L’ADEME propose 4 scénarios impliquant tous un fort déploiement des énergies renouvelables ainsi qu’une baisse de la consommation d’énergie finale. Le nucléaire est plus ou moins présent mais l’électricité prend une part de plus en plus importante. Ces scénarios sont raccords avec la SNBC, logique car c’est une agence publique.

Source : ADEME – Transitions 2050

RTE quant à lui s’occupe davantage de la production électrique, mais il se place de un cadre où la consommation d’énergie finale baisse fortement en 2050 pour son scénario de base. J’aborderai ses propositions concernant l’électricité plus tard dans l’épisode dédié, je vous laisse tout de même le résumé. 

Source : RTE Futurs Energétiques 2050

Concernant les associatifs nous avons Negawatt, les grands partisans d’un mix basé uniquement sur les énergies renouvelables en faisant appel à l’efficacité et la sobriété pour rendre cette vision possible.

Source : Negawatt Scenario 2022

Ce sont les seuls à imaginer un scénario ou la quantité d’électricité produite ne serait pas orientée à la hausse, l’objectif est de sortir à la fois des combustibles fossiles et du nucléaire. Nous le verrons plus tard mais sachez que le gaz restant (200TWh final en 2050) est prévu comme renouvelable lui aussi comme les carburants liquides restant.

Source : Negawatt Scenario 2022

Les énergies renouvelables prévues sont essentiellement le bois, le biogaz, l’éolien et le photovoltaïques qui doivent prendre en 30 ans un essor énorme !

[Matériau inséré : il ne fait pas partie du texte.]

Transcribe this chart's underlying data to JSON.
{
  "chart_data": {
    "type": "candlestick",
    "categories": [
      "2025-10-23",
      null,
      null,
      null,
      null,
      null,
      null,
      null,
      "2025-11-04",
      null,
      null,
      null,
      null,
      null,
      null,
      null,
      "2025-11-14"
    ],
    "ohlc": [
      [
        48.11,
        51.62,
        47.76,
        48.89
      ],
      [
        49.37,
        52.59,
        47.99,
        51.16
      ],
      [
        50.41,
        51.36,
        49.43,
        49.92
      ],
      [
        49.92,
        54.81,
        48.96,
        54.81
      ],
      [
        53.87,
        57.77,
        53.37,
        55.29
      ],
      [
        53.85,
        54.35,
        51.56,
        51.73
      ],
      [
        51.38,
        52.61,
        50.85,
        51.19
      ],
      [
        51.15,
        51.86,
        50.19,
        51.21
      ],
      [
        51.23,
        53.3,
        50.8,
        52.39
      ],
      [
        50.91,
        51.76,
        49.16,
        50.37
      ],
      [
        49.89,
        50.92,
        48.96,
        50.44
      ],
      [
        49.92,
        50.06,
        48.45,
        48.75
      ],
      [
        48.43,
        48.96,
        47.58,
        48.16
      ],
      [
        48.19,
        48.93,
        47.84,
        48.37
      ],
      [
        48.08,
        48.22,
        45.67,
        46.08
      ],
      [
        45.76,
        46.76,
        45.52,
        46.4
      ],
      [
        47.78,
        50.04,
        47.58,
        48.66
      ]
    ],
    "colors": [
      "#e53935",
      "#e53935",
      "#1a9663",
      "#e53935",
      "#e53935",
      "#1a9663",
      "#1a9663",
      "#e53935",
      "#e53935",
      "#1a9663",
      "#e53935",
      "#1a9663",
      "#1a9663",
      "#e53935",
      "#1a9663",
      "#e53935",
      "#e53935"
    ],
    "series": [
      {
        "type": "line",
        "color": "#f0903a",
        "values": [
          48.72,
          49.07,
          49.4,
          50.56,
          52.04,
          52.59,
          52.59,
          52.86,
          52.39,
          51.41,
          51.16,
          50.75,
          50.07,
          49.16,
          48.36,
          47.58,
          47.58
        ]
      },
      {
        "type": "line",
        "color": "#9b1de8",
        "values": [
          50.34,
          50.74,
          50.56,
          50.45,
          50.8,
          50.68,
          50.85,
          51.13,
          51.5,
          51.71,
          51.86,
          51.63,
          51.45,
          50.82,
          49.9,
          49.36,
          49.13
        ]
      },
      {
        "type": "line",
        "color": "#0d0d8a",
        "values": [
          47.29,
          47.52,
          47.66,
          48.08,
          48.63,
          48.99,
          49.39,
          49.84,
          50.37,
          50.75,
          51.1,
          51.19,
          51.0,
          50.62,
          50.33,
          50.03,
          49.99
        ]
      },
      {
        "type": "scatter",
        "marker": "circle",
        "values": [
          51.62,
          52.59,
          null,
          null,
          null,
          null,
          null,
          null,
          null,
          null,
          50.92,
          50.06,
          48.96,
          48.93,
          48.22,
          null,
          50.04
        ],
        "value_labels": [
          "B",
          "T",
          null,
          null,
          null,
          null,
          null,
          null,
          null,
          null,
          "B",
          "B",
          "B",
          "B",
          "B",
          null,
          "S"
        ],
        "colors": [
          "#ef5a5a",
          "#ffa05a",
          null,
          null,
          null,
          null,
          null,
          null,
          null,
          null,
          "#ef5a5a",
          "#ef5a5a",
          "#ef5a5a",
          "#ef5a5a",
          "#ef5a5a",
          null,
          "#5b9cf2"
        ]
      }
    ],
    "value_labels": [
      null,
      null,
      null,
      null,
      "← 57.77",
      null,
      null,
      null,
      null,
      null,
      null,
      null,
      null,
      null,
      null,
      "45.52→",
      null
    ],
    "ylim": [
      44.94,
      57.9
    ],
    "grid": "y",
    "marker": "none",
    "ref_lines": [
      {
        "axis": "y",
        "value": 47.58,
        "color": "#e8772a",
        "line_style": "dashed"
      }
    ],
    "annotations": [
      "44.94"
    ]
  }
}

Enfin voyons le dernier arrivé, le scénario des Voix du Nucléaire appelé TerraWater qui a l’originalité d’essayer de se projeter au-delà de 2050. Il s’appuie sur un mix énergétique fortement électrifié (71% du total consommé) et une baisse de la consommation d’énergie finale. Ce mix très électrifié se basse sur le triptyque Nucléaire/Hydroélectricité/ENRi (intermittentes).

Là aussi le scénario est essentiellement électrique, il sera donc abordé davantage dans l’épisode défié.

Voilà pour ce premier – dense- épisode. La France est donc un pays à la consommation d’énergie essentiellement fossile bien que plus électrifié que ses voisins. Ce sont les transports, le bâtiment et l’industrie qui utilisent cette énergie pour l’essentiel. Cette consommation baisse et se décarbone depuis presque 20ans et devrait poursuivre cette voie si nous nous fions aux diverses planifications, que nous respectons nos engagements et compte tenus des contraintes internationales.

Maintenant que les bases de la consommation et des perspectives concernant l’énergie sont posées, nous pouvons passer à la qui suite nous emmènera étudier le cœur du problème, les énergies fossiles.